Maj. Gen. Rick Lynch also said that while cities such as Baghdad and Ramadi average more than 25 attacks by insurgents a day, such violence is declining in the rest of Iraq - where 60 percent of the population lives.

"There are indeed areas of Iraq that are relatively safe and secure, and the people in those provinces are working their way toward to a peaceful and democratic society," Lynch told reporters in the Green Zone, the highly fortified home of the U.S. Embassy and Iraq's parliament in Baghdad.

He also said the U.S.-led coalition was making progress in killing or capturing insurgent leaders and is getting tips from Iraqi civilians about insurgent hideouts and weapons stockpiles.

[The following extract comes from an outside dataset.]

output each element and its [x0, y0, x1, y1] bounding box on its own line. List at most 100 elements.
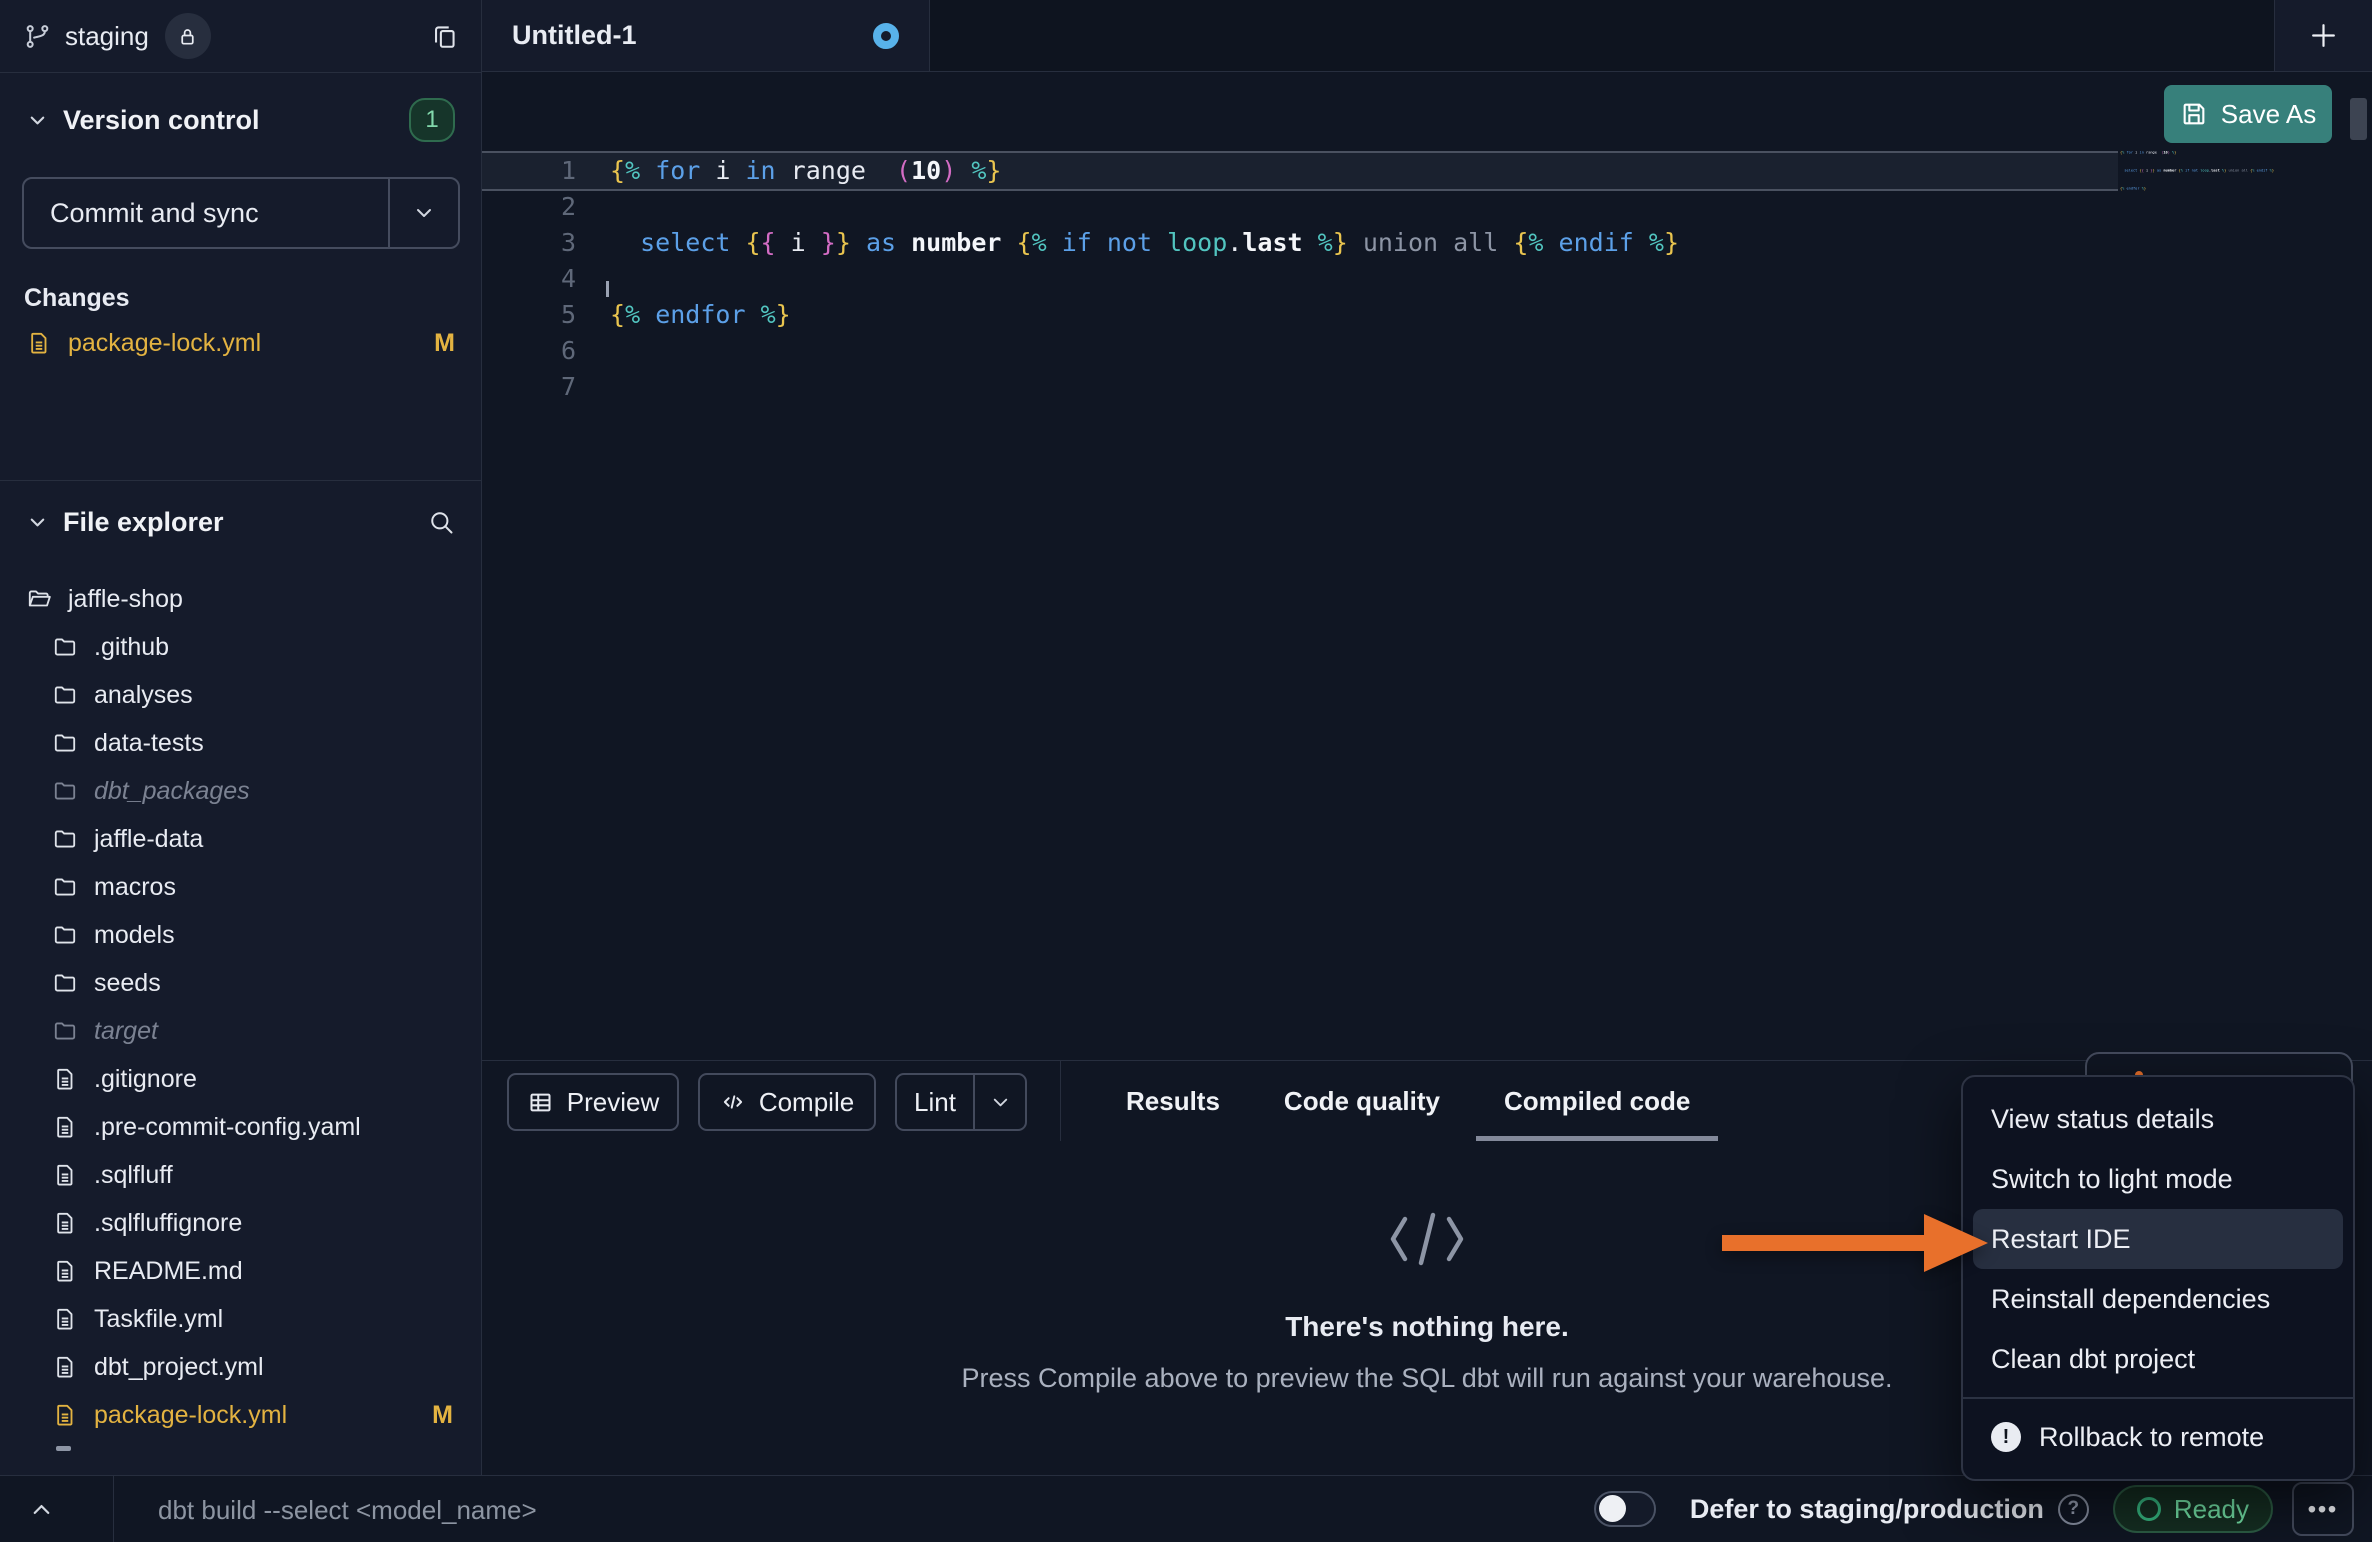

Lynch said information is even coming from the troubled Sunni Triangle, which includes the large provinces of Baghdad, Nineveh, Anbar and Salahuddin in central and northwestern Iraq. He said that based on a tip, U.S. and Iraqi officials destroyed buildings in Haditha, a city in Anbar where insurgents were making and hiding weapons.
Coalition offensives like the one in the northern city of Tal Afar this month have made significant progress in restoring Iraq's control over its borders, and are "denying the terrorists any safe havens in Iraq," Lynch said.

However, after insurgents were routed from Tal Afar, Abu Musab al-Zarqawi, the Jordanian-born Sunni Arab leader of al-Qaida in Iraq, declared all-out war on Iraq's majority Shiites.

Lynch said Syria, Egypt, Saudi Arabia, Jordan and Sudan are the main sources of foreign fighters for the insurgency, with most coming from Syria.